Aquellos que han realizado lo más parecido al pogromo nazi desde las purgas de Stalin ahora tiran del antisemitismo para que les veamos como víctimas, recurren al sufrimiento histórico de su pueblo para minimizar el que ellos están produciendo. 
Escupen sobre la tumba de sus muertos, de sus millones de muertos, al utilizarlos como pantalla de humo para conseguir sus propios fines que nada tiene que ver con el Estado de Israel sino con su ideología enloquecida de grandeza, expansionismo, nacionalismo exacerbado y superioridad. Demasiado parecida a aquella que estuvo a punto de borrarles como pueblo de la faz de la tierra.
Netanyahu y sus voceros internacionales recurren a la última amenaza, al antisemitismo, cuando Occidente rechaza sus argumentos, cuando no hace lo que a ellos les viene bien.
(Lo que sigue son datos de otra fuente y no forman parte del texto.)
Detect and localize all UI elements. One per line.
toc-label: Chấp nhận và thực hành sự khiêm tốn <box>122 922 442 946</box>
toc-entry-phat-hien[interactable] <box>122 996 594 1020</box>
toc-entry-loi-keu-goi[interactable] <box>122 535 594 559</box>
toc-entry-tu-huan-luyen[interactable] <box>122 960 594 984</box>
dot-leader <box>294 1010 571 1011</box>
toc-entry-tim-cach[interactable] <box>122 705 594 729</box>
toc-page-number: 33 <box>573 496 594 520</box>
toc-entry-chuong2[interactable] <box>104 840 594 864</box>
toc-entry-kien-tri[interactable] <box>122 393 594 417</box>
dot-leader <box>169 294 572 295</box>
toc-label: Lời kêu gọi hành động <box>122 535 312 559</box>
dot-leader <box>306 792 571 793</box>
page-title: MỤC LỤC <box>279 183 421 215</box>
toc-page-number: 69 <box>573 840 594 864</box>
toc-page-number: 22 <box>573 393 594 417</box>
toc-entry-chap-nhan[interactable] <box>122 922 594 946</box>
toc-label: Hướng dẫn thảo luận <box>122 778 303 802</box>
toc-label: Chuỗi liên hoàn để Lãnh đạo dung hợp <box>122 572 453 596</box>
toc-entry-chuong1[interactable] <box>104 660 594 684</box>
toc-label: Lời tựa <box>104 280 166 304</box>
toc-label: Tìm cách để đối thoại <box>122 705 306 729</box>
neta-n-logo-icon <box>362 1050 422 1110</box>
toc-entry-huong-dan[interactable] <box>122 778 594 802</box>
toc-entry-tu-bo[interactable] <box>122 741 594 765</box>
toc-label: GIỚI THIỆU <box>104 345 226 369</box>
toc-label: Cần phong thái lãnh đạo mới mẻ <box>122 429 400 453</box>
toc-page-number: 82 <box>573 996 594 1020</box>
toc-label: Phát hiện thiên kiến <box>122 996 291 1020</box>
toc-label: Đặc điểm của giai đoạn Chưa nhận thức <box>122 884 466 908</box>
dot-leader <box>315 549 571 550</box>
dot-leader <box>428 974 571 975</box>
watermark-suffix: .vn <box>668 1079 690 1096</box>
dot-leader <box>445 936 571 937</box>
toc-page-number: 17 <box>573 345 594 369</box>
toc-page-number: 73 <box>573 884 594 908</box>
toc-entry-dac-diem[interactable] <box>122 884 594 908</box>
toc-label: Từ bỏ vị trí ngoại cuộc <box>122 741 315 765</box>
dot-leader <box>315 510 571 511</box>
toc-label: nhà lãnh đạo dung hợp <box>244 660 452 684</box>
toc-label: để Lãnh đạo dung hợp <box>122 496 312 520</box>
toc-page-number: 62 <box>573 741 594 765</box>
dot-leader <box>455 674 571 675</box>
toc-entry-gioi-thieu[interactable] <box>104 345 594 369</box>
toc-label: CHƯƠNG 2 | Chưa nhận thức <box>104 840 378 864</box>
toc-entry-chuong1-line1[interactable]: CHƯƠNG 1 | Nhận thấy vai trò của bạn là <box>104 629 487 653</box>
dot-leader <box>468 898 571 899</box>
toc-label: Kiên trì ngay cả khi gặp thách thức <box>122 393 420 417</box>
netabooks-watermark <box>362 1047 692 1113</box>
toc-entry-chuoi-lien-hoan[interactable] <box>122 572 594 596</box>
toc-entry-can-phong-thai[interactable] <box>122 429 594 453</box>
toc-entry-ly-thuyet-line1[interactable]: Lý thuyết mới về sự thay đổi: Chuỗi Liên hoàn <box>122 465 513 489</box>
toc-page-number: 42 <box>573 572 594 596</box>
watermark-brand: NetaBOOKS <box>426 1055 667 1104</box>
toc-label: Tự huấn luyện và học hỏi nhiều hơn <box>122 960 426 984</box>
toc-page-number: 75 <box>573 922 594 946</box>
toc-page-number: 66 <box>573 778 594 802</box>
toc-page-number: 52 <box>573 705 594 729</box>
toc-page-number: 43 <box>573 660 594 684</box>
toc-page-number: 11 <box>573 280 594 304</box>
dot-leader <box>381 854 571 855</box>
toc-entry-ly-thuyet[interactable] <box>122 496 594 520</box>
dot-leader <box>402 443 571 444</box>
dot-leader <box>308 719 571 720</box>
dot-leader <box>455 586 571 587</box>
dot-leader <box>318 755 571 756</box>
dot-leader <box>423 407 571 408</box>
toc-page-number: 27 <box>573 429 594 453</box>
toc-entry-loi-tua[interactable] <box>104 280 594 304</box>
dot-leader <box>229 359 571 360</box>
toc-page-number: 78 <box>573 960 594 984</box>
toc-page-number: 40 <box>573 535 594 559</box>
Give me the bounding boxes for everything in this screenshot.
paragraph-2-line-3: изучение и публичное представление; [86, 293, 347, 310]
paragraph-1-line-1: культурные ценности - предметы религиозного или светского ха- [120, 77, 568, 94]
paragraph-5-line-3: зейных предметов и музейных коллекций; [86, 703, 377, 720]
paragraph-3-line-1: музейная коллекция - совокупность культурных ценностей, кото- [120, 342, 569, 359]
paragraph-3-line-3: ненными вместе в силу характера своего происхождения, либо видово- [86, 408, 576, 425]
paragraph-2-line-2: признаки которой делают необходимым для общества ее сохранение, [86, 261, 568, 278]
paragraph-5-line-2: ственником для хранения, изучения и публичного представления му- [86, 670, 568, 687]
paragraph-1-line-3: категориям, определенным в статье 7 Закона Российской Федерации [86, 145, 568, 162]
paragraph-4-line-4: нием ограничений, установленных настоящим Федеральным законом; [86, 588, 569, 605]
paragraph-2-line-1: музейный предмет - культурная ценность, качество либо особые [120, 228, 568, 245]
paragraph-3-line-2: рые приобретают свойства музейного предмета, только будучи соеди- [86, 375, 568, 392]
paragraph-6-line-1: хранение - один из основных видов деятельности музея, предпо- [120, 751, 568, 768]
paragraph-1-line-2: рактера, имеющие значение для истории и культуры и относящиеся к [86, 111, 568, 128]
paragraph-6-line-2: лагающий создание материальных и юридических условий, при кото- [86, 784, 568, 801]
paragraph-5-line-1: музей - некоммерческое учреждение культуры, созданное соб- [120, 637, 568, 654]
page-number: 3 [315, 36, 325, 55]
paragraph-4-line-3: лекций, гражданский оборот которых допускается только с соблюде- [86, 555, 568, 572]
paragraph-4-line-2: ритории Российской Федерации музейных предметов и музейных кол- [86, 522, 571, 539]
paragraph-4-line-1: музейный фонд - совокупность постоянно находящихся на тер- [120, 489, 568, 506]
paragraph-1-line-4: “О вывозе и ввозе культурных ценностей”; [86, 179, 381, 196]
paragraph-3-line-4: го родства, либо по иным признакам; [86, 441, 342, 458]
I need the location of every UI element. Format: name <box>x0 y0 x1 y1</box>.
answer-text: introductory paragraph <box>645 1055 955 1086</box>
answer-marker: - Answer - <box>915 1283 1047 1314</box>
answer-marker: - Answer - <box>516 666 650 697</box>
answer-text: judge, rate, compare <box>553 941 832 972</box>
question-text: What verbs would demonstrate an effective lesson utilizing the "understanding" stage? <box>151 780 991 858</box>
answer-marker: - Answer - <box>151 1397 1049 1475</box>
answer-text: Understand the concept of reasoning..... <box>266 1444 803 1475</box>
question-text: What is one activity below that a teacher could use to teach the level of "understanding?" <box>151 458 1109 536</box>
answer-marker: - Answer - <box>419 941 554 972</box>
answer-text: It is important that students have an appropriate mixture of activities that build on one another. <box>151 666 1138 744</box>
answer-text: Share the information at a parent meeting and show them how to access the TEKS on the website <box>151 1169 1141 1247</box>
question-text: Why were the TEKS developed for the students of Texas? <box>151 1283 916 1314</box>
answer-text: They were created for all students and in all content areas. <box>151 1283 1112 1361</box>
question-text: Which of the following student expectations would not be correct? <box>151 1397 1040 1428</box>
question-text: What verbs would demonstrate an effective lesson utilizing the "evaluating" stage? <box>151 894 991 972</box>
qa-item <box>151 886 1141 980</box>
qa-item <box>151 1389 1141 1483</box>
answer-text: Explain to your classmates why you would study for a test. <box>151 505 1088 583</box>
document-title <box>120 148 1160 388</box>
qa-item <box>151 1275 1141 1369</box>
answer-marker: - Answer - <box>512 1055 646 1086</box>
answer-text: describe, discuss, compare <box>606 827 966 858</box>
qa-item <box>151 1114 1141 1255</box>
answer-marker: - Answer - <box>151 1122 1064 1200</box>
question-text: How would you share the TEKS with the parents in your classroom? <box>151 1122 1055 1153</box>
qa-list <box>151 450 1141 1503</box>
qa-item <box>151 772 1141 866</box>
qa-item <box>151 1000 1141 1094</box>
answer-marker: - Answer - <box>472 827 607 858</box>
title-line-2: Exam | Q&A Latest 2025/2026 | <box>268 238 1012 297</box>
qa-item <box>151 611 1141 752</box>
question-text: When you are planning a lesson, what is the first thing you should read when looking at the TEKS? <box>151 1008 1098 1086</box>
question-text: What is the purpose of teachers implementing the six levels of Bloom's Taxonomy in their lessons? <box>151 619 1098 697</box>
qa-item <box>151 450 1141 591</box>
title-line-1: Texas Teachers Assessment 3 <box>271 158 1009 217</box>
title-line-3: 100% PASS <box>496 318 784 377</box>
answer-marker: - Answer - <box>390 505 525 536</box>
Tira de sus muertos históricos para intentar justificar todos los que ellos quieren ocasionar con su pregonado ataque precautorio contra Irán.
Nada cambia. 
Y por más que los ayatolas yihadistas, los fanáticos de Hamas o los locos furiosos de Hezbollah sean parte importante de esa imposibilidad de cambio  -una parte fundamental-, nada cambiará en las tierras de los tres dioses mientras Israel no cambie. 
Mientras no dejen de identificar sionismo expansionista y ultranacionalista con semitismo, mientras no se preocupen más por ser semitas que por ser sionistas.
Mientras no descubran que sus millones de muertos pasados no pueden tener más valor y más peso que los millones de cadáveres que su política provoca, mientras no descubran que el exterminio del pueblo judío no es más grave para la humanidad que el exterminio del pueblo palestino.
Si Israel no cambia, nada cambiará en torno a Israel. Por más que nos menten a los nazis a las primeras de cambio.